For almost a century, Parsi Dairy Farm has fattened generations of Mumbaikars on its high-quality milk, butter, ghee, and an assortment of mithais. Eateries across the city have for decades served its famous kulfis.
Article by Nauzer Bharucha | Times of India
Now, this vintage Mumbai institution, started by Parsi entrepreneur Nariman Ardeshir in 1916, looks set to fade into memory. As a first step, the Nariman family has decided to sell its 300-acre land at Talasari on national highway no. 8. Although the family insists it will continue to run the dairy business, it is learned that the Narimans, currently comprising eight partners, will ultimately sell the brand itself.
The agricultural land in Warvada village on the Maharashtra-Gujarat border is expected to fetch around Rs 200 crore. The family bought the plot in 1968 for livestock and to support its dairy activities.
Real estate consultant Pranay Vakil of Praron Consultancy, appointed by the Narimans to advise them on the land sale, said: “The property touches the national highway. It can be used either for an integrated township, a special economic zone, a residential colony or an amusement park.”
Over the past decade-and-a-half, the Parsi Dairy business has plummeted—from supplying 15,000 litres of milk a day to barely 2,000 litres today. The clientele is mainly in south Mumbai, from Walkeshwar to Cuffe Parade and Colaba. A labour strike in 2006 further crippled the business. Family sources claimed the annual turnover today is around Rs 10 crore.
Regular clients at the dairy farm’s popular outlet at Princess Street near Marine Lines station worry that the institution may shut down. “This is terrible news,” said V Chandra, a regular at the shop. “Its dahi (curd) is the best in the city; thick enough to cut, rich and creamy and never sour, delicious enough to eat on its own. I always get the small matka of dahi—it makes an excellent starter—but often end up buying the large matka out of sheer greed.”
According to her, the Parsi dairy milk is comparable in flavour and creaminess to some of the newer organic, farm fresh organic brands. “The paneer and sweets are also outstanding,” she said.
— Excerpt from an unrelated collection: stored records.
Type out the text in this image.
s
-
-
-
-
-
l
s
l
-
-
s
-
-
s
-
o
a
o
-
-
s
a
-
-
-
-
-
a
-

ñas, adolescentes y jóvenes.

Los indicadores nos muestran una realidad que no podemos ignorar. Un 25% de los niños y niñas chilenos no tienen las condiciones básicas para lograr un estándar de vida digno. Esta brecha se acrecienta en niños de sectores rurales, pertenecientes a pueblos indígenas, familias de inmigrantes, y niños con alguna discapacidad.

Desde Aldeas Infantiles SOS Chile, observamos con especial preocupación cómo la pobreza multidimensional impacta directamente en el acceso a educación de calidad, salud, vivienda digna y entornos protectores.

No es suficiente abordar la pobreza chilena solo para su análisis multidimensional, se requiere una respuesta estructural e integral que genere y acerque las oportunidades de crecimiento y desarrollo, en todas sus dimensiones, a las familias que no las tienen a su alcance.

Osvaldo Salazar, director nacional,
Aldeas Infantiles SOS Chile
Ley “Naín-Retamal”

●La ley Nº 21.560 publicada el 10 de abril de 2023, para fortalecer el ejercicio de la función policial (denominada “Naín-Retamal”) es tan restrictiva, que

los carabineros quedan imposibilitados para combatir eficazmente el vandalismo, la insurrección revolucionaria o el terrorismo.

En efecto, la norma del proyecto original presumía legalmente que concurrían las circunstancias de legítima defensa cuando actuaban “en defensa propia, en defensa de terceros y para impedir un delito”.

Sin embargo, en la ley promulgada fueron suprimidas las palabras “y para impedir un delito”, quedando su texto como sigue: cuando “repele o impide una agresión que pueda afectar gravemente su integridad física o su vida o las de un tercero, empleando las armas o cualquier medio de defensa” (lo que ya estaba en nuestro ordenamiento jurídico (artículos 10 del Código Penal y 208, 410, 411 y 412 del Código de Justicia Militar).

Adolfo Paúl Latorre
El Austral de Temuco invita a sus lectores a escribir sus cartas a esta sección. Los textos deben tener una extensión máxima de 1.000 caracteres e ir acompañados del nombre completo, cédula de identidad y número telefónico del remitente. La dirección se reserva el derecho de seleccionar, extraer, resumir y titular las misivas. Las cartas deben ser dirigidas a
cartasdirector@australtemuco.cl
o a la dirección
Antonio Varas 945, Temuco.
Parsi historian and author Marzban Giara said the dairy is renowned for the quality of its milk, lassi, kulfis, pasteurized white butter, pure ghee and Indian sweets. “For many years I used to meet Naval Nariman Hoyvoy (who ran the business till he died), a burly gentleman dressed in white clothes, at the shop at Princess Street. He was a stickler for punctuality and wanted me to visit him in the morning at 8.30am. He would buy books on Zoroastrianism and Parsi history from me. He would then offer me a glass of pure milk,” said Giara.
He added, “After the 10th World Zoroastrian Congress in Mumbai, a group of Parsi Zoroastrian youths from around the world visited Parsi Dairy Farm as one of the places under the Return to Roots program.”
Shernaaz Engineer, editor, Jam-e-Jamshed, a community newspaper said, “It’s sad to see iconic Parsi institutions fade away from the face of Mumbai. Parsi Dairy Farm has fed generations of Parsis—from its early morning milk to the malai kulfis served at our navjotes and lagans. Its pure ghee has greased our innards dollop by wholesome dollop! Its matka of mithoo dahi has forever accompanied festive sev in our homes. Its myriad mithais (sutterfeni, jalebi, penda, ladoos) have marked all the major milestones in our lives—births, anniversaries, engagements, graduations and God knows what else. You just can’t take the elemental ‘Parsi’ out of Parsi Dairy Farm—it would be tragic.”